The Government Needs To Be Brave In Its New Schools Bill

By Dhruv Patel, CEO, The Nisai Virtual Academy

The Schools Bill, announced this morning in the Queen’s Speech, promises that every child will get the education they deserve and that there is vision, ethos and strategic direction in our education system.

 

We know, having provided online and blended learning to hard to reach and hard to teach learners for 25 years, how important that it is that the Government gets this right.

 

It is key that the Government makes good on their promise that if a child falls behind in English or Maths, as has now been laid out in this new legislation, that they will get the support they need to get them back on track. Whatever that takes.  After all, 19% of children have SEN at the age of 10 which means that they will need the help the Government is promising more than ever as they will not be able to achieve the Government’s targets as easily as a neurotypical child.  Instead, they will need to be given extra provision to help them access the curriculum and this will unfortunately need the Government to make good on another of their promises – reformation of funding.

 

Currently, there are 1,083,100 children in the UK with SEN, 430,697 of which have EHCP’s.

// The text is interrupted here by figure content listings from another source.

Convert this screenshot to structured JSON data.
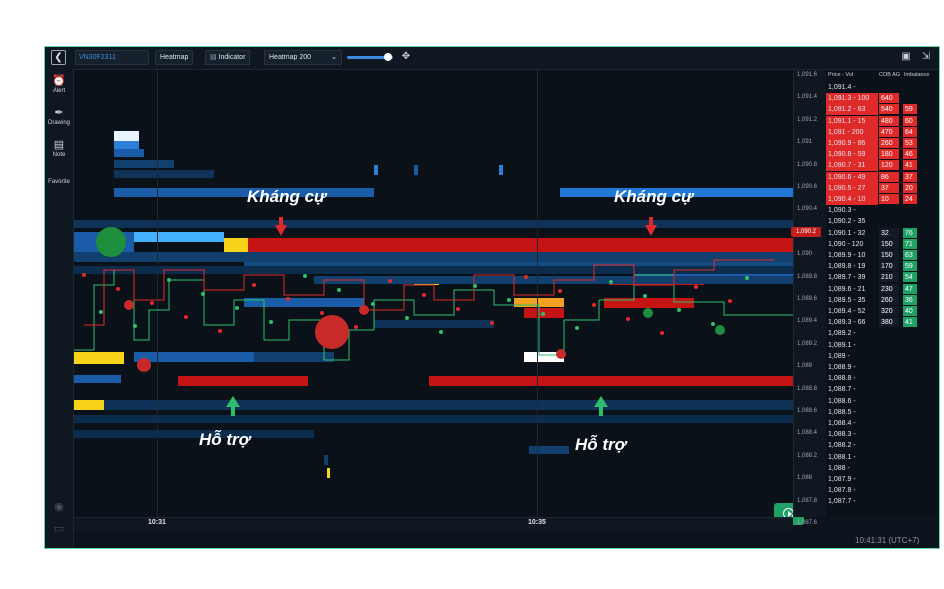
{
  "toolbar": {
    "symbol": "VN30F2311",
    "heatmap_label": "Heatmap",
    "indicator_label": "Indicator",
    "heatmap_level_label": "Heatmap 200"
  },
  "sidebar": {
    "items": [
      {
        "label": "Alert"
      },
      {
        "label": "Drawing"
      },
      {
        "label": "Note"
      },
      {
        "label": "Favorite"
      }
    ]
  },
  "annotations": {
    "resistance_left": "Kháng cự",
    "resistance_right": "Kháng cự",
    "support_left": "Hỗ trợ",
    "support_right": "Hỗ trợ"
  },
  "xaxis": {
    "labels": [
      "10:31",
      "10:35"
    ]
  },
  "clock": "10:41:31 (UTC+7)",
  "yaxis": {
    "ticks": [
      "1,091.6",
      "1,091.4",
      "1,091.2",
      "1,091",
      "1,090.8",
      "1,090.6",
      "1,090.4",
      "1,090.2",
      "1,090",
      "1,089.8",
      "1,089.6",
      "1,089.4",
      "1,089.2",
      "1,089",
      "1,088.8",
      "1,088.6",
      "1,088.4",
      "1,088.2",
      "1,088",
      "1,087.8",
      "1,087.6"
    ],
    "current_price": "1,090.2"
  },
  "dom": {
    "headers": [
      "Price - Vol",
      "COB AG",
      "Imbalance"
    ],
    "rows": [
      {
        "price": "1,091.4 -",
        "cob": "",
        "imb": "",
        "side": "none"
      },
      {
        "price": "1,091.3 - 100",
        "cob": "640",
        "imb": "",
        "side": "ask"
      },
      {
        "price": "1,091.2 - 63",
        "cob": "540",
        "imb": "59",
        "side": "ask"
      },
      {
        "price": "1,091.1 - 15",
        "cob": "480",
        "imb": "60",
        "side": "ask"
      },
      {
        "price": "1,091 - 200",
        "cob": "470",
        "imb": "64",
        "side": "ask"
      },
      {
        "price": "1,090.9 - 86",
        "cob": "260",
        "imb": "53",
        "side": "ask"
      },
      {
        "price": "1,090.8 - 59",
        "cob": "180",
        "imb": "46",
        "side": "ask"
      },
      {
        "price": "1,090.7 - 31",
        "cob": "120",
        "imb": "41",
        "side": "ask"
      },
      {
        "price": "1,090.6 - 49",
        "cob": "86",
        "imb": "37",
        "side": "ask"
      },
      {
        "price": "1,090.5 - 27",
        "cob": "37",
        "imb": "20",
        "side": "ask"
      },
      {
        "price": "1,090.4 - 10",
        "cob": "10",
        "imb": "24",
        "side": "ask"
      },
      {
        "price": "1,090.3 -",
        "cob": "",
        "imb": "",
        "side": "none"
      },
      {
        "price": "1,090.2 - 35",
        "cob": "",
        "imb": "",
        "side": "none"
      },
      {
        "price": "1,090.1 - 32",
        "cob": "32",
        "imb": "76",
        "side": "bid"
      },
      {
        "price": "1,090 - 120",
        "cob": "150",
        "imb": "71",
        "side": "bid"
      },
      {
        "price": "1,089.9 - 10",
        "cob": "150",
        "imb": "63",
        "side": "bid"
      },
      {
        "price": "1,089.8 - 19",
        "cob": "170",
        "imb": "59",
        "side": "bid"
      },
      {
        "price": "1,089.7 - 39",
        "cob": "210",
        "imb": "54",
        "side": "bid"
      },
      {
        "price": "1,089.6 - 21",
        "cob": "230",
        "imb": "47",
        "side": "bid"
      },
      {
        "price": "1,089.5 - 35",
        "cob": "260",
        "imb": "36",
        "side": "bid"
      },
      {
        "price": "1,089.4 - 52",
        "cob": "320",
        "imb": "40",
        "side": "bid"
      },
      {
        "price": "1,089.3 - 66",
        "cob": "380",
        "imb": "41",
        "side": "bid"
      },
      {
        "price": "1,089.2 -",
        "cob": "",
        "imb": "",
        "side": "none"
      },
      {
        "price": "1,089.1 -",
        "cob": "",
        "imb": "",
        "side": "none"
      },
      {
        "price": "1,089 -",
        "cob": "",
        "imb": "",
        "side": "none"
      },
      {
        "price": "1,088.9 -",
        "cob": "",
        "imb": "",
        "side": "none"
      },
      {
        "price": "1,088.8 -",
        "cob": "",
        "imb": "",
        "side": "none"
      },
      {
        "price": "1,088.7 -",
        "cob": "",
        "imb": "",
        "side": "none"
      },
      {
        "price": "1,088.6 -",
        "cob": "",
        "imb": "",
        "side": "none"
      },
      {
        "price": "1,088.5 -",
        "cob": "",
        "imb": "",
        "side": "none"
      },
      {
        "price": "1,088.4 -",
        "cob": "",
        "imb": "",
        "side": "none"
      },
      {
        "price": "1,088.3 -",
        "cob": "",
        "imb": "",
        "side": "none"
      },
      {
        "price": "1,088.2 -",
        "cob": "",
        "imb": "",
        "side": "none"
      },
      {
        "price": "1,088.1 -",
        "cob": "",
        "imb": "",
        "side": "none"
      },
      {
        "price": "1,088 -",
        "cob": "",
        "imb": "",
        "side": "none"
      },
      {
        "price": "1,087.9 -",
        "cob": "",
        "imb": "",
        "side": "none"
      },
      {
        "price": "1,087.8 -",
        "cob": "",
        "imb": "",
        "side": "none"
      },
      {
        "price": "1,087.7 -",
        "cob": "",
        "imb": "",
        "side": "none"
      }
    ]
  },
  "colors": {
    "accent": "#3d8ce0",
    "ask": "#e02a2a",
    "bid": "#1fa065",
    "frame": "#5fd3b0"
  }
}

As each child with SEN but without an EHCP is designated £6,000 a year by the Government, over £3.9bn of basic funding is needed to ensure that all children have access to the promised Government provision.  In addition, as one EHCP would cost a bare minimum of £20,000 a year (assuming that all is needed is just one-to-one teacher provision which we all know is usually not all that’s been set out as necessary), this would imply that the number of EHCP’s currently in place would cost the Government at least £8.6bn.  A total of at least £12.5bn.

 

However, the reality is that as SEN funding is “not a separate formula”, local authorities only allocate an average of 11.2% of their funding to SEN which translates to a short fall of at least £1.4bn. This is not good enough.

 

The Government has the opportunity to fix this.  They have the opportunity to reform funding properly, not just tinker around the edges.

 

The need to make SEN a separate budget line, allowing schools to provide all children with the opportunity to stay on track with their education. Young people with SEN would then be able to get the provision they really need.

 

Let’s hope they take this fresh opportunity of a new Parliamentary session to take it.